2- Vejamos agora de modo mais directo se o Autor terá direito a qualquer indemnização, pelo facto de nos seus prédios não ser admitida a aprovação de loteamento para construção.
Como se sabe para haver lugar a qualquer indemnização, esta teria necessariamente de se enquadrar no âmbito da responsabilidade por facto ilícito, uma vez que a responsabilidade pelo risco e por factos lícitos, se mostram tipificados na lei e a situação dos autos não se mostra incluída em qualquer delas.
Para que seja possível haver lugar a indemnização por responsabilidade civil extracontractual ou aquiliana é necessário que se verifiquem os requisitos previstos no artº 483.º do Código Civil, designadamente: o facto ilícito, a imputação desse facto ao agente (culpa), que no caso seria o Estado, o dano e o nexo de causalidade entre o facto e o dano.

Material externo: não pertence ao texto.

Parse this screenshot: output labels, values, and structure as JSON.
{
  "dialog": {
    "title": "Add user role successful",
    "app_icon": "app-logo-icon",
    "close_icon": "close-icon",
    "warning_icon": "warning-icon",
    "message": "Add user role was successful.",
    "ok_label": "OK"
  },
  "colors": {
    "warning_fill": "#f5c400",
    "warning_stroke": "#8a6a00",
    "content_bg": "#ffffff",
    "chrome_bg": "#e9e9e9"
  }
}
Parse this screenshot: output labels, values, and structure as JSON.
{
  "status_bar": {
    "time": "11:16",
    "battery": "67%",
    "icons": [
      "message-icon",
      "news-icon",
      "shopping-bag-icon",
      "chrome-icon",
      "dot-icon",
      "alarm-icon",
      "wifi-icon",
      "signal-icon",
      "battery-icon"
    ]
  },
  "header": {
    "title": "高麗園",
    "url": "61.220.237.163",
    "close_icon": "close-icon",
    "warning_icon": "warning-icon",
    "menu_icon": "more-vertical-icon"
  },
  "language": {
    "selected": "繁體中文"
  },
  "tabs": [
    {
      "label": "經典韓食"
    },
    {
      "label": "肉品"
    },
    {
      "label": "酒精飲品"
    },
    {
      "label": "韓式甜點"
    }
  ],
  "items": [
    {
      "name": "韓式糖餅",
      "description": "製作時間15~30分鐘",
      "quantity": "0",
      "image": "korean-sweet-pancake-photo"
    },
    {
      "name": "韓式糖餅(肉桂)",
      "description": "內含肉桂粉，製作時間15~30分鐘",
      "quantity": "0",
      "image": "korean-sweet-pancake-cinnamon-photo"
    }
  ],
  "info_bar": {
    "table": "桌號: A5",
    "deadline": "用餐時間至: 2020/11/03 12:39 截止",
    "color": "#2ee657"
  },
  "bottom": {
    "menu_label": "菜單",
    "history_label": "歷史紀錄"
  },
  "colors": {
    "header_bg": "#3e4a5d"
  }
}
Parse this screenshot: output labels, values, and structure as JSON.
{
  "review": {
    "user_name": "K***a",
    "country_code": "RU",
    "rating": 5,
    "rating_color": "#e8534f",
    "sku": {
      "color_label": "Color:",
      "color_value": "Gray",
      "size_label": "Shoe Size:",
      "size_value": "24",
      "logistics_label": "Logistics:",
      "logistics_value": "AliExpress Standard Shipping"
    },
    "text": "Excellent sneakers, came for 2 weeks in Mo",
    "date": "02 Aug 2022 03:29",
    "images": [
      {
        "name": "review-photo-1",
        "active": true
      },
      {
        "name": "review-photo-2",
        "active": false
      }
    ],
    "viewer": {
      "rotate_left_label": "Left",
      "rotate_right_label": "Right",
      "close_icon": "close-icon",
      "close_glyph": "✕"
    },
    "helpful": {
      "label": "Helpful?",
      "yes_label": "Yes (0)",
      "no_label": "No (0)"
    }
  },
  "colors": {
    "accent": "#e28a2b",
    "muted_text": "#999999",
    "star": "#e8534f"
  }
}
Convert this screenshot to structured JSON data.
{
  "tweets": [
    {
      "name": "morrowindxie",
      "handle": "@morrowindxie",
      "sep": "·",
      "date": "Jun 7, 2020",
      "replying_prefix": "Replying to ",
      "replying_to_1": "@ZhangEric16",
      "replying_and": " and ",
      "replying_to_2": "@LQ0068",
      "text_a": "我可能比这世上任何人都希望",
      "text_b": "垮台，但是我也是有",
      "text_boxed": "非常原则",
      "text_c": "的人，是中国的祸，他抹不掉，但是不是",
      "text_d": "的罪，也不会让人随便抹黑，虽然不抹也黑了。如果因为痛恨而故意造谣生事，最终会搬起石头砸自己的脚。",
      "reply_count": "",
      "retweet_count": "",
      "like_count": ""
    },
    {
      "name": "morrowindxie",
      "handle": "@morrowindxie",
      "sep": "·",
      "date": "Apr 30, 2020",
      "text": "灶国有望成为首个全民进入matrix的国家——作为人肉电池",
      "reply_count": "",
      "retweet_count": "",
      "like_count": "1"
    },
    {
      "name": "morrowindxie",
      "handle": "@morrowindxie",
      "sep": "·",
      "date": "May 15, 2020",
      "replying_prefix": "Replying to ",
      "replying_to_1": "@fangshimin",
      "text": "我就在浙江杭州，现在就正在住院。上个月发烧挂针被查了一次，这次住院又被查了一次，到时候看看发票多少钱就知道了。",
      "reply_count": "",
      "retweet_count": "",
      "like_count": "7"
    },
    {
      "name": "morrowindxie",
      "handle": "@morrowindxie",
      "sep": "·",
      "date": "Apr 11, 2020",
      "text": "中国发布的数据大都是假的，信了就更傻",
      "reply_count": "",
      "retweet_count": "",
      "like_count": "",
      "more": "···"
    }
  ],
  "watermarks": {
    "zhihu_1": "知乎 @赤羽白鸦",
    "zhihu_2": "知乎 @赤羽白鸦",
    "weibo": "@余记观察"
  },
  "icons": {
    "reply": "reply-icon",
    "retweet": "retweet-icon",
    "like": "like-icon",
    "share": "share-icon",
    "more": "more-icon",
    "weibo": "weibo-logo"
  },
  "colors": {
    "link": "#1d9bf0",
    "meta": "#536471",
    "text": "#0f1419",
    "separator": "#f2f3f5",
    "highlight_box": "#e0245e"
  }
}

Da análise da matéria assente não se vislumbra que qualquer desses factos provados, possa ser entendido como facto ilícito, uma vez que, quer a aprovação do PDM, quer deliberação que indeferiu o requerimento do Autor, são actos lícitos, e amos de natureza legislativa e não se provou que qualquer deles enfermasse de ilegalidade e mesmo que tal acontecesse ela adviria da autarquia, Câmara Municipal de Lagoa e não do Estado.
Em síntese, não há facto ilícito, a existir seria imputável não ao Réu (Estado), mas à Autarquia, também não se provou que o Autor tivesse sofrido qualquer dano em consequência da frustração da aprovação do loteamento, uma vez que a aprovação não era um direito, mas apenas e quando muito uma expectativa e não havendo facto nem dano também não se põe a questão do nexo e causalidade.
Assim, em face das disposições aplicáveis às indemnizações por danos de natureza civil, o recurso improcede.
Acontece que como acima se fez referência, o Autor fundamenta o seu pedido, sustentando que o seu direito à indemnização, “está consagrado no art. 9º. do Dec.-Lei °. 48.051, de 21 de Novembro de 1967 e no mais recente art.º 22º da Constituição da República de 1976, preceitos este erradamente interpretados e aplicados pela sentença recorrida”.
Deste preceito legal resulta que o Estado ou demais pessoas colectivas públicas, apenas indemnizarão os particulares a quem, no interesse geral e mediante actos administrativos legais ou actos materiais lícitos tenham imposto encargos ou causado prejuízos especiais.
Como deixamos dito da matéria de facto assente não resulta nem se pode de algum modo entender que os prédios do Autor hajam ficado fora do PDM e por isso sem possibilidade de neles se efectuarem loteamentos de construções, por razões de natureza pessoal, mas em consequência de actos normativos, que se enquadram no âmbito a função legislativa, quer do Estado em relação dos Decretos-Leis, quer da autarquia, Câmara Municipal de Lagoa através da aprovação do Regulamento do Plano Director Municipal, que ao abrigo do disposto no art.º 143.º n.º 6 do Dec-Lei n.º 380/99 de 22 de Setembro, por votação de Assembleia Municipal, para esse fim convocada de aprovação do PDM.
Improcedem assim todas as conclusões que o Apelante tira das alegações e em consequência, a decisão recorrida, não poderá deixar de ser confirmada.